Improve your ability to give, receive criticism

LINDA KAY WHITNEY

SHRM-CP, SPHR, SOCIETY FOR HUMAN RESOURCE MANAGEMENT HAWAII CHAPTER MAUI DISTRICT REPRESENTATIVE AND HR EMPLOYMENT MANAGER FOR MAUI ECONOMIC OPPORTUNITY INC.

Responding to criticism without becoming defensive can greatly enhance personal and career growth. The best initial steps are to breathe first, then, honestly reflect. When you listen to others, then thoughtfully decide how to react, an opportunity can be created to think and behave differently. This can lead to growth. Discerning whether there is value in the feedback also will provide you with a sense of control.

Q. My supervisor gave me a bad annual review. What can I do?

A. If you feel that a review is unfair or outdated, talk to your supervisor. Explain what you have done to make corrections or why you feel that context may be missing. Ask whether there is an opportunity for the supervisor’s comments to be removed from your record if you take corrective actions. A union contract, rules or policies may apply to your workplace, but generally ask yourself whether there is merit to the criticism. Do you want to make changes and adapt? If the answer is yes, remember this is a choice you made. Seek resources to assist you in making changes to your approach, such as considering working with a mentor.

Q. Can I ask my supervisor what he or she thinks before my annual review?

A. Some supervisors believe that they are good communicators when, in actuality, they aren’t. If that is the case at your workplace, seek opportunities to promote more conversation. Ask for feedback or request time to discuss your work performance before a formal review with adequate time to address any concerns. You may not be able to control your supervisor’s communication skills, but you can continue to work on developing your own.

Q. How can I avoid feeling emotional when I receive criticism?
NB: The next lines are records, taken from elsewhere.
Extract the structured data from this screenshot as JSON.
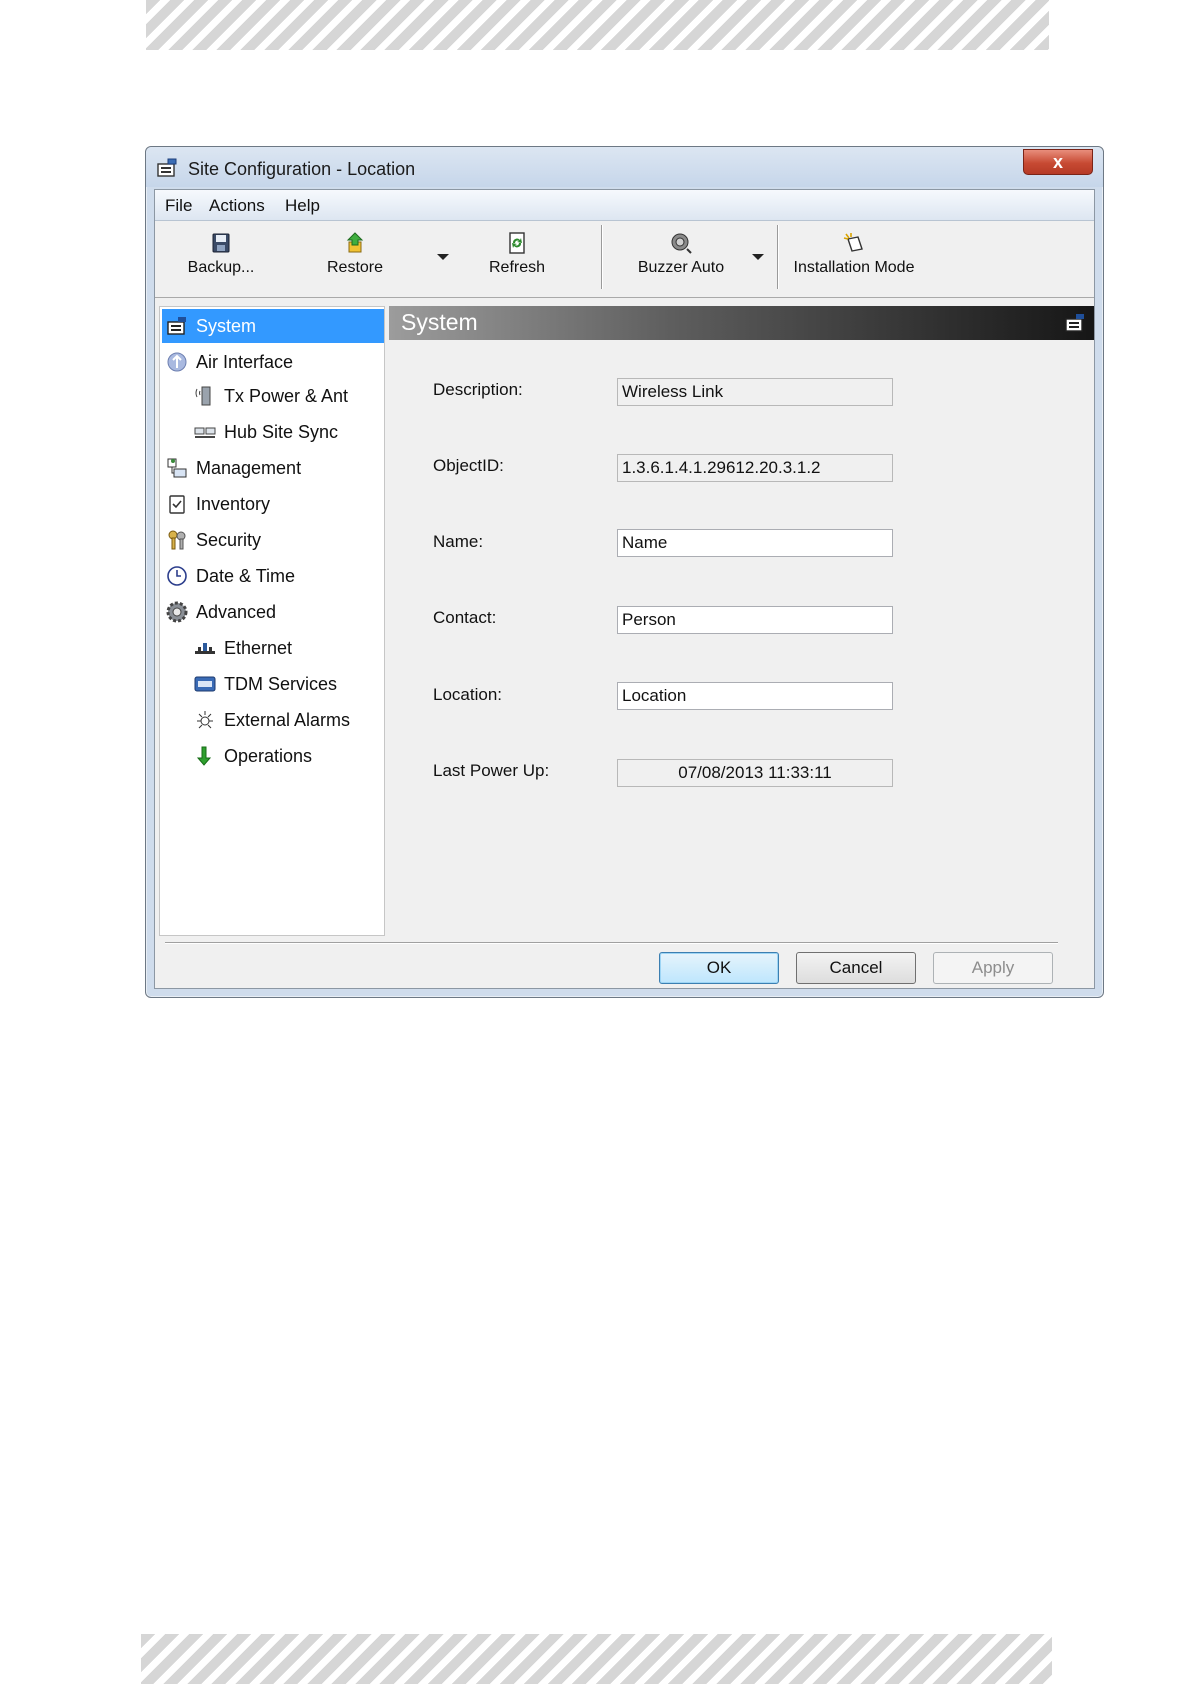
{
  "window": {
    "title": "Site Configuration - Location",
    "close_glyph": "x"
  },
  "menu": [
    "File",
    "Actions",
    "Help"
  ],
  "toolbar": {
    "backup": "Backup...",
    "restore": "Restore",
    "refresh": "Refresh",
    "buzzer": "Buzzer Auto",
    "installation": "Installation Mode"
  },
  "tree": [
    {
      "label": "System",
      "icon": "system-icon",
      "selected": true
    },
    {
      "label": "Air Interface",
      "icon": "air-interface-icon"
    },
    {
      "label": "Tx Power & Ant",
      "icon": "antenna-icon"
    },
    {
      "label": "Hub Site Sync",
      "icon": "hub-sync-icon"
    },
    {
      "label": "Management",
      "icon": "management-icon"
    },
    {
      "label": "Inventory",
      "icon": "inventory-icon"
    },
    {
      "label": "Security",
      "icon": "security-icon"
    },
    {
      "label": "Date & Time",
      "icon": "clock-icon"
    },
    {
      "label": "Advanced",
      "icon": "gear-icon"
    },
    {
      "label": "Ethernet",
      "icon": "ethernet-icon"
    },
    {
      "label": "TDM Services",
      "icon": "tdm-icon"
    },
    {
      "label": "External Alarms",
      "icon": "alarm-icon"
    },
    {
      "label": "Operations",
      "icon": "operations-icon"
    }
  ],
  "panel": {
    "title": "System",
    "fields": {
      "description": {
        "label": "Description:",
        "value": "Wireless Link"
      },
      "objectid": {
        "label": "ObjectID:",
        "value": "1.3.6.1.4.1.29612.20.3.1.2"
      },
      "name": {
        "label": "Name:",
        "value": "Name"
      },
      "contact": {
        "label": "Contact:",
        "value": "Person"
      },
      "location": {
        "label": "Location:",
        "value": "Location"
      },
      "last_power_up": {
        "label": "Last Power Up:",
        "value": "07/08/2013 11:33:11"
      }
    }
  },
  "buttons": {
    "ok": "OK",
    "cancel": "Cancel",
    "apply": "Apply"
  },
  "colors": {
    "selection": "#3399ff",
    "close_button": "#c74a33",
    "header_dark": "#161616"
  }
}
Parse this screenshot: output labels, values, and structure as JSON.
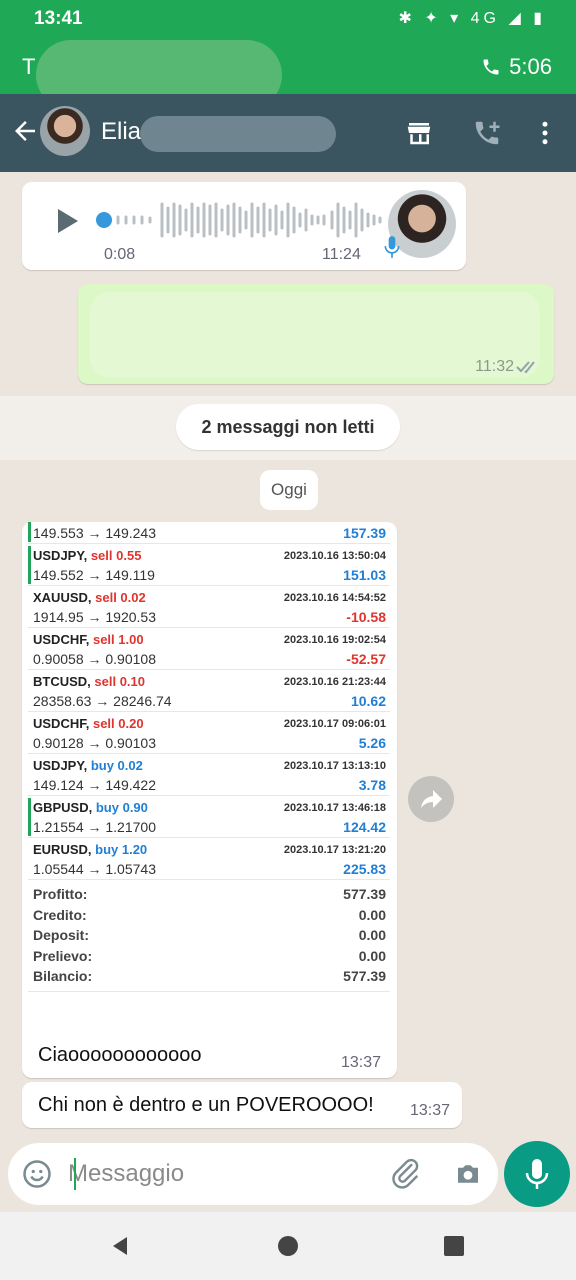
{
  "status_bar": {
    "time": "13:41",
    "icons": "✱ ✦ ▾ 4G ◢ ▮"
  },
  "call_banner": {
    "title": "T",
    "timer": "5:06"
  },
  "header": {
    "contact_name": "Elia"
  },
  "voice_note": {
    "duration": "0:08",
    "time": "11:24"
  },
  "outgoing": {
    "time": "11:32"
  },
  "unread_banner": "2 messaggi non letti",
  "date_chip": "Oggi",
  "report": {
    "rows": [
      {
        "symbol": "",
        "side": "",
        "prices": "149.553 → 149.243",
        "datetime": "",
        "pnl": "157.39",
        "pnl_sign": "pos",
        "partial": true,
        "bar": true
      },
      {
        "symbol": "USDJPY,",
        "side": "sell 0.55",
        "side_type": "sell",
        "prices": "149.552 → 149.119",
        "datetime": "2023.10.16 13:50:04",
        "pnl": "151.03",
        "pnl_sign": "pos",
        "bar": true
      },
      {
        "symbol": "XAUUSD,",
        "side": "sell 0.02",
        "side_type": "sell",
        "prices": "1914.95 → 1920.53",
        "datetime": "2023.10.16 14:54:52",
        "pnl": "-10.58",
        "pnl_sign": "neg"
      },
      {
        "symbol": "USDCHF,",
        "side": "sell 1.00",
        "side_type": "sell",
        "prices": "0.90058 → 0.90108",
        "datetime": "2023.10.16 19:02:54",
        "pnl": "-52.57",
        "pnl_sign": "neg"
      },
      {
        "symbol": "BTCUSD,",
        "side": "sell 0.10",
        "side_type": "sell",
        "prices": "28358.63 → 28246.74",
        "datetime": "2023.10.16 21:23:44",
        "pnl": "10.62",
        "pnl_sign": "pos"
      },
      {
        "symbol": "USDCHF,",
        "side": "sell 0.20",
        "side_type": "sell",
        "prices": "0.90128 → 0.90103",
        "datetime": "2023.10.17 09:06:01",
        "pnl": "5.26",
        "pnl_sign": "pos"
      },
      {
        "symbol": "USDJPY,",
        "side": "buy 0.02",
        "side_type": "buy",
        "prices": "149.124 → 149.422",
        "datetime": "2023.10.17 13:13:10",
        "pnl": "3.78",
        "pnl_sign": "pos"
      },
      {
        "symbol": "GBPUSD,",
        "side": "buy 0.90",
        "side_type": "buy",
        "prices": "1.21554 → 1.21700",
        "datetime": "2023.10.17 13:46:18",
        "pnl": "124.42",
        "pnl_sign": "pos",
        "bar": true
      },
      {
        "symbol": "EURUSD,",
        "side": "buy 1.20",
        "side_type": "buy",
        "prices": "1.05544 → 1.05743",
        "datetime": "2023.10.17 13:21:20",
        "pnl": "225.83",
        "pnl_sign": "pos"
      }
    ],
    "summary": [
      {
        "label": "Profitto:",
        "value": "577.39"
      },
      {
        "label": "Credito:",
        "value": "0.00"
      },
      {
        "label": "Deposit:",
        "value": "0.00"
      },
      {
        "label": "Prelievo:",
        "value": "0.00"
      },
      {
        "label": "Bilancio:",
        "value": "577.39"
      }
    ],
    "message": "Ciaoooooooooooo",
    "time": "13:37"
  },
  "message2": {
    "text": "Chi non è dentro e un POVEROOOO!",
    "time": "13:37"
  },
  "composer": {
    "placeholder": "Messaggio"
  },
  "colors": {
    "whatsapp_green": "#1fa855",
    "header": "#3b5560",
    "sell": "#e0342e",
    "buy": "#1f7fd6",
    "mic": "#0a9b84"
  }
}
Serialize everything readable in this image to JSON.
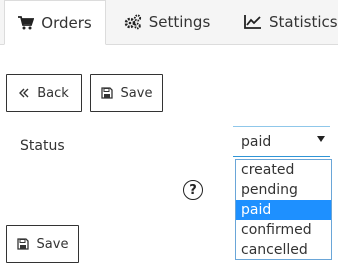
{
  "tabs": [
    {
      "label": "Orders",
      "icon": "cart-icon",
      "active": true
    },
    {
      "label": "Settings",
      "icon": "gears-icon",
      "active": false
    },
    {
      "label": "Statistics",
      "icon": "line-chart-icon",
      "active": false
    }
  ],
  "toolbar": {
    "back_label": "Back",
    "save_label": "Save"
  },
  "form": {
    "status_label": "Status",
    "status_value": "paid",
    "status_options": [
      "created",
      "pending",
      "paid",
      "confirmed",
      "cancelled"
    ],
    "help_text": "?"
  },
  "footer": {
    "save_label": "Save"
  },
  "colors": {
    "accent": "#1e90ff",
    "tab_bar_bg": "#f5f5f5",
    "select_border": "#2f95d6"
  }
}
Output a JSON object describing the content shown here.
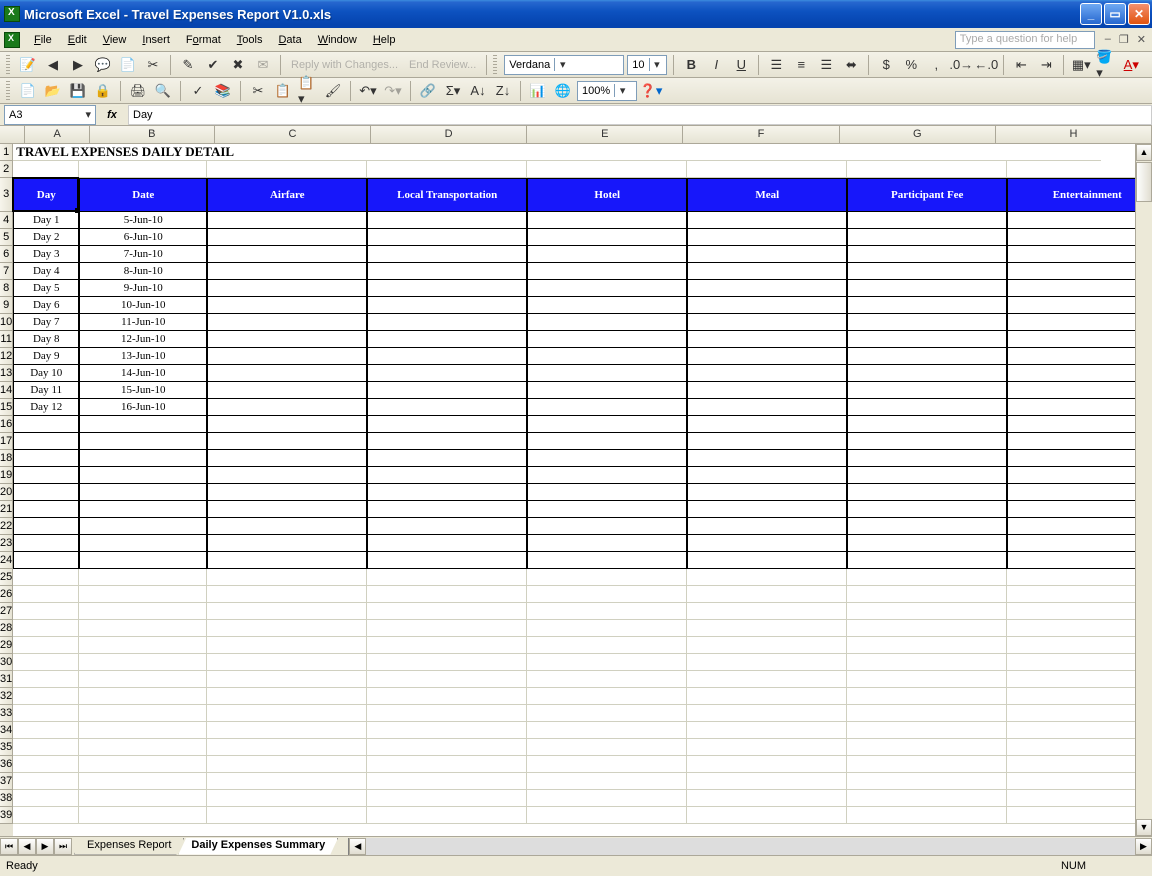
{
  "window": {
    "title": "Microsoft Excel - Travel Expenses Report V1.0.xls"
  },
  "menu": {
    "file": "File",
    "edit": "Edit",
    "view": "View",
    "insert": "Insert",
    "format": "Format",
    "tools": "Tools",
    "data": "Data",
    "window": "Window",
    "help": "Help",
    "helpbox_placeholder": "Type a question for help"
  },
  "toolbar1": {
    "reply": "Reply with Changes...",
    "end": "End Review...",
    "font": "Verdana",
    "size": "10"
  },
  "toolbar2": {
    "zoom": "100%"
  },
  "formula": {
    "namebox": "A3",
    "value": "Day"
  },
  "columns": [
    "A",
    "B",
    "C",
    "D",
    "E",
    "F",
    "G",
    "H"
  ],
  "sheet": {
    "title": "TRAVEL EXPENSES DAILY DETAIL",
    "headers": [
      "Day",
      "Date",
      "Airfare",
      "Local Transportation",
      "Hotel",
      "Meal",
      "Participant Fee",
      "Entertainment"
    ],
    "rows": [
      {
        "day": "Day 1",
        "date": "5-Jun-10"
      },
      {
        "day": "Day 2",
        "date": "6-Jun-10"
      },
      {
        "day": "Day 3",
        "date": "7-Jun-10"
      },
      {
        "day": "Day 4",
        "date": "8-Jun-10"
      },
      {
        "day": "Day 5",
        "date": "9-Jun-10"
      },
      {
        "day": "Day 6",
        "date": "10-Jun-10"
      },
      {
        "day": "Day 7",
        "date": "11-Jun-10"
      },
      {
        "day": "Day 8",
        "date": "12-Jun-10"
      },
      {
        "day": "Day 9",
        "date": "13-Jun-10"
      },
      {
        "day": "Day 10",
        "date": "14-Jun-10"
      },
      {
        "day": "Day 11",
        "date": "15-Jun-10"
      },
      {
        "day": "Day 12",
        "date": "16-Jun-10"
      }
    ],
    "empty_bordered_rows": 9,
    "plain_rows_after": 15
  },
  "tabs": {
    "t1": "Expenses Report",
    "t2": "Daily Expenses Summary"
  },
  "status": {
    "ready": "Ready",
    "num": "NUM"
  }
}
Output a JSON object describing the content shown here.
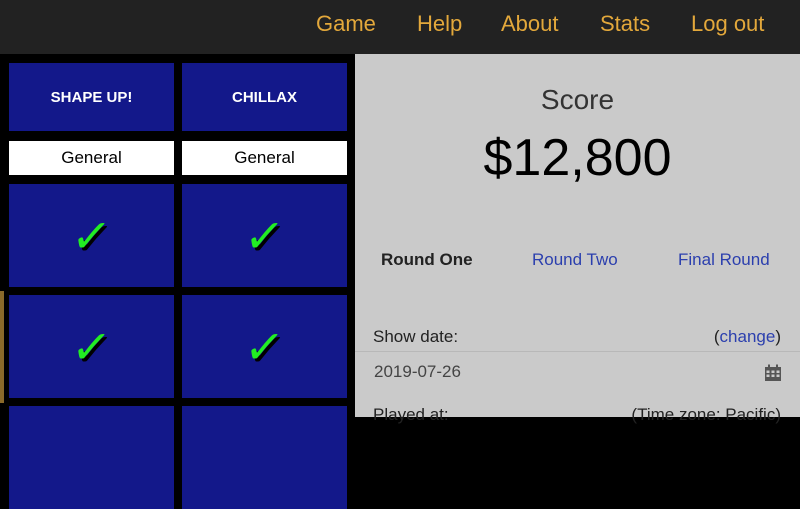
{
  "nav": {
    "items": [
      "Game",
      "Help",
      "About",
      "Stats",
      "Log out"
    ]
  },
  "board": {
    "categories": [
      {
        "title": "SHAPE UP!",
        "type": "General"
      },
      {
        "title": "CHILLAX",
        "type": "General"
      }
    ],
    "check_glyph": "✓"
  },
  "score": {
    "label": "Score",
    "value": "$12,800"
  },
  "rounds": {
    "tabs": [
      "Round One",
      "Round Two",
      "Final Round"
    ],
    "active": "Round One"
  },
  "show_date": {
    "label": "Show date:",
    "change_open": "(",
    "change_link": "change",
    "change_close": ")",
    "value": "2019-07-26"
  },
  "played_at": {
    "label": "Played at:",
    "timezone": "(Time zone: Pacific)"
  },
  "colors": {
    "nav_bg": "#222222",
    "nav_link": "#e3a83b",
    "cell_blue": "#13188a",
    "check_green": "#22ee22",
    "panel_bg": "#cacaca",
    "link_blue": "#2b3fae"
  },
  "icons": {
    "calendar": "calendar-icon",
    "check": "check-icon"
  }
}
A. Try to detach from the criticism and conduct an inner conversation that starts with asking yourself, “What do I think about this comment?” Then, ask clarifying questions such as, “Can you explain that to me?” or “Will there be an opportunity for me to think about this before I respond?” Finally, take notes and always consider that there may be some useful information in even the most poorly delivered critique.